With the aforementioned problems crippling the agricultural sector, one may want to reflect on some measures that are currently being undertaken to address them.
One may want to consider government’s initiatives- “Planting for Food and Jobs,” “One District One Factory” and “One District One Warehouse,” as strategies that are doing a lot to help the sector.
The initiatives by the government seeks to bridge the gap by ensuring these farmers get access to the best farming inputs such as good seedlings, subsidized fertilizers and also encouraging best farming practices.
Once there is an abundance of food, the government seeks to create a buffer stock by constructing warehouses in each constituency to store cereals while the “One District One Factory” initiative would use the harvest from local farmers as inputs to feed the factories.
The Ghana Commodity Exchange (GCX) was also recently launched to help address the pricing of foodstuffs.
The National Farmers’ Day celebration has also been beneficial to the cause, honouring gallant farmers and fishermen for their tremendous contributions annually.
The move continues to inspire upcoming farmers to contribute their quota to the growth and development of the sector.
At the just ended celebration, a 21-year-old youth was adjudged the best farmer in the Central Region.
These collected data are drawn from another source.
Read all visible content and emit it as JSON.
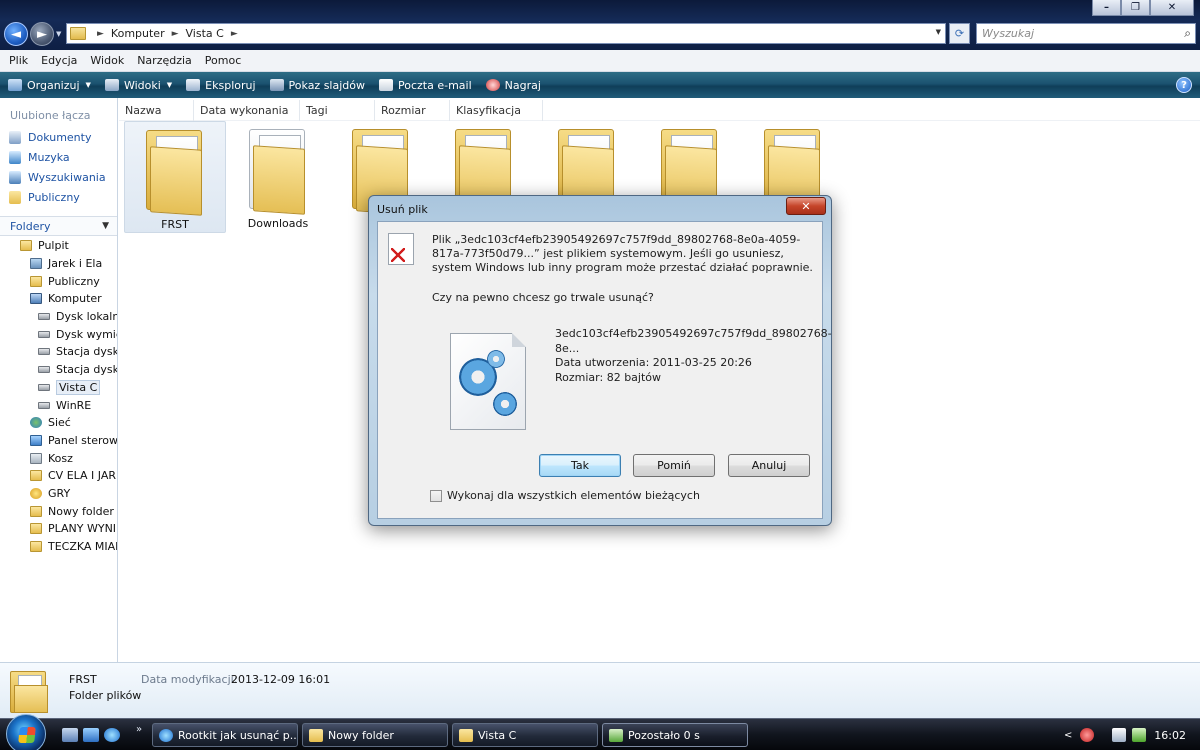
{
  "window": {
    "controls": {
      "minimize": "–",
      "maximize": "❐",
      "close": "✕"
    },
    "nav": {
      "back": "◄",
      "forward": "►"
    },
    "address": {
      "segments": [
        "Komputer",
        "Vista C"
      ],
      "separator": "►"
    },
    "search_placeholder": "Wyszukaj"
  },
  "menu": [
    "Plik",
    "Edycja",
    "Widok",
    "Narzędzia",
    "Pomoc"
  ],
  "toolbar": [
    {
      "label": "Organizuj",
      "icon": "organize-icon",
      "dropdown": true
    },
    {
      "label": "Widoki",
      "icon": "views-icon",
      "dropdown": true
    },
    {
      "label": "Eksploruj",
      "icon": "explore-icon",
      "dropdown": false
    },
    {
      "label": "Pokaz slajdów",
      "icon": "slideshow-icon",
      "dropdown": false
    },
    {
      "label": "Poczta e-mail",
      "icon": "email-icon",
      "dropdown": false
    },
    {
      "label": "Nagraj",
      "icon": "burn-icon",
      "dropdown": false
    }
  ],
  "sidebar": {
    "favorites_title": "Ulubione łącza",
    "links": [
      {
        "label": "Dokumenty",
        "icon": "documents-icon"
      },
      {
        "label": "Muzyka",
        "icon": "music-icon"
      },
      {
        "label": "Wyszukiwania",
        "icon": "searches-icon"
      },
      {
        "label": "Publiczny",
        "icon": "public-folder-icon"
      }
    ],
    "folders_title": "Foldery",
    "tree": [
      {
        "label": "Pulpit",
        "indent": 0,
        "type": "folder"
      },
      {
        "label": "Jarek i Ela",
        "indent": 1,
        "type": "user"
      },
      {
        "label": "Publiczny",
        "indent": 1,
        "type": "folder"
      },
      {
        "label": "Komputer",
        "indent": 1,
        "type": "pc"
      },
      {
        "label": "Dysk lokalny",
        "indent": 2,
        "type": "drive"
      },
      {
        "label": "Dysk wymie",
        "indent": 2,
        "type": "drive"
      },
      {
        "label": "Stacja dyskó",
        "indent": 2,
        "type": "drive"
      },
      {
        "label": "Stacja dyskó",
        "indent": 2,
        "type": "drive"
      },
      {
        "label": "Vista C",
        "indent": 2,
        "type": "drive",
        "selected": true
      },
      {
        "label": "WinRE",
        "indent": 2,
        "type": "drive"
      },
      {
        "label": "Sieć",
        "indent": 1,
        "type": "net"
      },
      {
        "label": "Panel sterowa",
        "indent": 1,
        "type": "ctrl"
      },
      {
        "label": "Kosz",
        "indent": 1,
        "type": "bin"
      },
      {
        "label": "CV ELA I JARE",
        "indent": 1,
        "type": "folder"
      },
      {
        "label": "GRY",
        "indent": 1,
        "type": "game"
      },
      {
        "label": "Nowy folder (",
        "indent": 1,
        "type": "folder"
      },
      {
        "label": "PLANY WYNII",
        "indent": 1,
        "type": "folder"
      },
      {
        "label": "TECZKA MIAN",
        "indent": 1,
        "type": "folder"
      }
    ]
  },
  "columns": [
    "Nazwa",
    "Data wykonania",
    "Tagi",
    "Rozmiar",
    "Klasyfikacja"
  ],
  "files": [
    {
      "name": "FRST",
      "selected": true
    },
    {
      "name": "Downloads"
    },
    {
      "name": ""
    },
    {
      "name": ""
    },
    {
      "name": ""
    },
    {
      "name": ""
    },
    {
      "name": ""
    }
  ],
  "details": {
    "name": "FRST",
    "type": "Folder plików",
    "modified_label": "Data modyfikacji:",
    "modified_value": "2013-12-09 16:01"
  },
  "dialog": {
    "title": "Usuń plik",
    "close": "✕",
    "message": "Plik „3edc103cf4efb23905492697c757f9dd_89802768-8e0a-4059-817a-773f50d79...” jest plikiem systemowym. Jeśli go usuniesz, system Windows lub inny program może przestać działać poprawnie.",
    "question": "Czy na pewno chcesz go trwale usunąć?",
    "file_name": "3edc103cf4efb23905492697c757f9dd_89802768-8e...",
    "file_created": "Data utworzenia: 2011-03-25 20:26",
    "file_size": "Rozmiar: 82 bajtów",
    "buttons": {
      "yes": "Tak",
      "skip": "Pomiń",
      "cancel": "Anuluj"
    },
    "checkbox": "Wykonaj dla wszystkich elementów bieżących"
  },
  "taskbar": {
    "chevron": "»",
    "buttons": [
      {
        "label": "Rootkit jak usunąć p...",
        "icon": "ie-icon"
      },
      {
        "label": "Nowy folder",
        "icon": "folder-icon"
      },
      {
        "label": "Vista C",
        "icon": "folder-icon"
      },
      {
        "label": "Pozostało 0 s",
        "icon": "progress-icon",
        "active": true
      }
    ],
    "tray_chevron": "<",
    "clock": "16:02"
  },
  "colors": {
    "link_blue": "#1e53a3",
    "toolbar_teal": "#1b5270",
    "dialog_frame": "#b7cfe3"
  }
}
He owned about 40 hectares of land with plantation such as tubers, cereals, legumes, fruits, vegetables among others.
He has by virtue of this venture generated employment to many of his generation as well as older folks to cultivate the lands, the plant products, harvest, and market them and sell them to a ready market.
Authorities must supply adequate storage facilities to farmers and encourage them to adopt better and current procedures to store produces for the short and long terms.
I would also charge the media to do more in their quest to propagate information coming from the sector. Ghanaian television station UTV has a program dubbed “Ayekoo” which is broadcasted to promote farming most especially among women and the youth.
NET2 TV also has a program called “Akuafuo mmr3 be” that invites personalities aligned with Agriculture to educate farmers on the use of fertilizers and other agricultural inputs. The show also informs the public on happenings in the sector.
Such initiatives are worth emulating in the media landscape.
The media could bring into the limelight the ailing conditions of the sector, but must do same when it chalks successes.
Our country is in line to benefit tremendously if the canker is curbed.
We mustn’t forget the importance of Agriculture to our gross domestic product (GDP) and how it helps to reduce unemployment problems in a specified environment.
Long live Agriculture! Long Live Ghana!